Books like *Ecology as Politics* are not merely a problem but a
challenge. Will ideas become matters of serious concern or mere
topics for radical chit-chat? Will revolution be the lived experience that literally provides the substance of life or entertaining and expendable episodes? Will movements be guided by
coherent ideas or dissolve into tasteless spectacles? To claim
that these questions can be answered today would be mere
pretension. But if truth should always be its own end, then the
answer too should be clear enough. In any case, it will not be
found in radical comic books that have been prepared by
ideological cartoonists.
September 1980
** Acknowledgements
I would like to express my appreciation to Dimitri Rousso-
poulos and Lucia Kowaluk for the contribution they have made to
the preparation and publication of this book. My deep personal
friendship and high regard for both of these splendid people
should not colour their many years of effort they have given to our
shared libertarian ideals. Their own gifts aside, their’s is a virtue
and dedication of nearly two decades of day-to-day work, of
moral probity, and reliability that quietly and unobtrusively turn
dreams into reality amidst the clamour and oratorical flourishes
of compatriots long gone. For this steadfastness, loyalty to our
common ideas, and depth of perception, I thank them earnestly
and warmly.
Apart from the “Introduction” and “Conclusion,” all the essays
in this book have appeared in the periodical literature — although
several very important ones are published for the first time in their
complete and unedited form. “Toward an Ecological Society”

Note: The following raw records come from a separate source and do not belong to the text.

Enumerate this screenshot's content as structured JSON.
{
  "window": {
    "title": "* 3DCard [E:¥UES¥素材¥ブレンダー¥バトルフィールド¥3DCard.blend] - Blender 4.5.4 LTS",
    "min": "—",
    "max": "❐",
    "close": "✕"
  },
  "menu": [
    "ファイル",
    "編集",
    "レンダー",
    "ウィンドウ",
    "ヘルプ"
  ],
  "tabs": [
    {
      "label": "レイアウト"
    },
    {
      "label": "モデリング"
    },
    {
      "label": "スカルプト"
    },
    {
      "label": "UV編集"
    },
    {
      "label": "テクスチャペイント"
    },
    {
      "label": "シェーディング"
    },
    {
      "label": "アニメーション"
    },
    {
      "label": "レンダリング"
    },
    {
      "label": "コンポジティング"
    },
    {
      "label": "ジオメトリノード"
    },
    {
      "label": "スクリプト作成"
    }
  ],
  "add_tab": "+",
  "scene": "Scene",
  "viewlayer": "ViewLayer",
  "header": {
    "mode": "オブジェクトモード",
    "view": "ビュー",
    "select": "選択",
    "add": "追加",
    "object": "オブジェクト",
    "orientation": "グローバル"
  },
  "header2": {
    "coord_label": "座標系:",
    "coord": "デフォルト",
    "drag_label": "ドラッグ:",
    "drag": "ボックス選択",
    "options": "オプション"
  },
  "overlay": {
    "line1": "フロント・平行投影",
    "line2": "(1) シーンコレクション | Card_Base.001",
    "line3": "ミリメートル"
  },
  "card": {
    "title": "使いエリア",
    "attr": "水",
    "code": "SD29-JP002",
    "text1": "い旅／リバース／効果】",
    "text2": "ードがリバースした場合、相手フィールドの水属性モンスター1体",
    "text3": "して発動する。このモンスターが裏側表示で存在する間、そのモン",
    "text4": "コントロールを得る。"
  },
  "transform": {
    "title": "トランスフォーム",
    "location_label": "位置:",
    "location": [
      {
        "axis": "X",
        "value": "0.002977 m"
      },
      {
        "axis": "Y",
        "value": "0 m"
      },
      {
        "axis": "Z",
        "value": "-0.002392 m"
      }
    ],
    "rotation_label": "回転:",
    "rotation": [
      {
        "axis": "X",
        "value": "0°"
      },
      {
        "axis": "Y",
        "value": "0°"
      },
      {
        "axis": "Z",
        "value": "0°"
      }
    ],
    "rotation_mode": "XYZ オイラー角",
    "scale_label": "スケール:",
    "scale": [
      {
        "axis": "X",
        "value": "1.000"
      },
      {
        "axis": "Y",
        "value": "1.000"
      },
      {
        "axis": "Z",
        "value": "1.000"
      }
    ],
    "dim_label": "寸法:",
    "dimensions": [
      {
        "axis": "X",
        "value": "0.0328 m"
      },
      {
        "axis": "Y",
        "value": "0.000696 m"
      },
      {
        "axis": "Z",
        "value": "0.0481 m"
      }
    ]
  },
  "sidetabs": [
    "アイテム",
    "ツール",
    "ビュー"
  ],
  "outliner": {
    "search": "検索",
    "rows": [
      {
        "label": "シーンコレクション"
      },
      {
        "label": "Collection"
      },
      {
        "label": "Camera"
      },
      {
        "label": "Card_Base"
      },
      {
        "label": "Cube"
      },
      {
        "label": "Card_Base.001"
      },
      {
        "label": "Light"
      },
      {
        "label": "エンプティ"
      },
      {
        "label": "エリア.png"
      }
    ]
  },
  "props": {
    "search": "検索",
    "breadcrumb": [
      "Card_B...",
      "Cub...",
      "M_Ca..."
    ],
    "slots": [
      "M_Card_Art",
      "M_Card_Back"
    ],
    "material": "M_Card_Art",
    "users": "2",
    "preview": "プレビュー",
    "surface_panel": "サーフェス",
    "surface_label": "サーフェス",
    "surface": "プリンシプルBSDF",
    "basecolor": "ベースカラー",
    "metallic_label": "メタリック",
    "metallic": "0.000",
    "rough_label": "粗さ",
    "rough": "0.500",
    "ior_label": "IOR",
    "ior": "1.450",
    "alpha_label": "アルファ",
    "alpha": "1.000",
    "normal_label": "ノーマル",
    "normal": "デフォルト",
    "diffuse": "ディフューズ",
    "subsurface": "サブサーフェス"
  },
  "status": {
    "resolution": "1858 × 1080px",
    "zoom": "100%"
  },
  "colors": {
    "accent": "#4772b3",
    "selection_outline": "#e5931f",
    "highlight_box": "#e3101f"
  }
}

first appeared in WIN, “The Open Letter to the Ecology
Movement” in Rain , the “Myth of City Planning” and “Spontaneity and Organization” in Liberation, “Toward a Vision of an
Urban Future” in *The Urban Affairs Annual Review*, Vol. 34
(Sage Publications), “The Concept of Ecotechnologies and
Ecocommunities in Habitat International (Pergamon Press)
“Marxism as Bourgeois Sociology” in Comment, and “Self-
Management and the New Technology” and an abridged version
of “On Neo-Marxism...” called “Beyond Neo-Marxism” in *Telos*
(including my review of Andre Groz’s book on ecology). To all of
these periodicals I would like to express my appreciation for
permission to republish the aforementioned works. I owe a
special debt of gratitude to Paul Piccone and Paul Breines for
their independence of mind in publishing some of my most
controversial articles on Marxism in the journal, *Telos*, that has
been associated with a neo-Marxian orientation.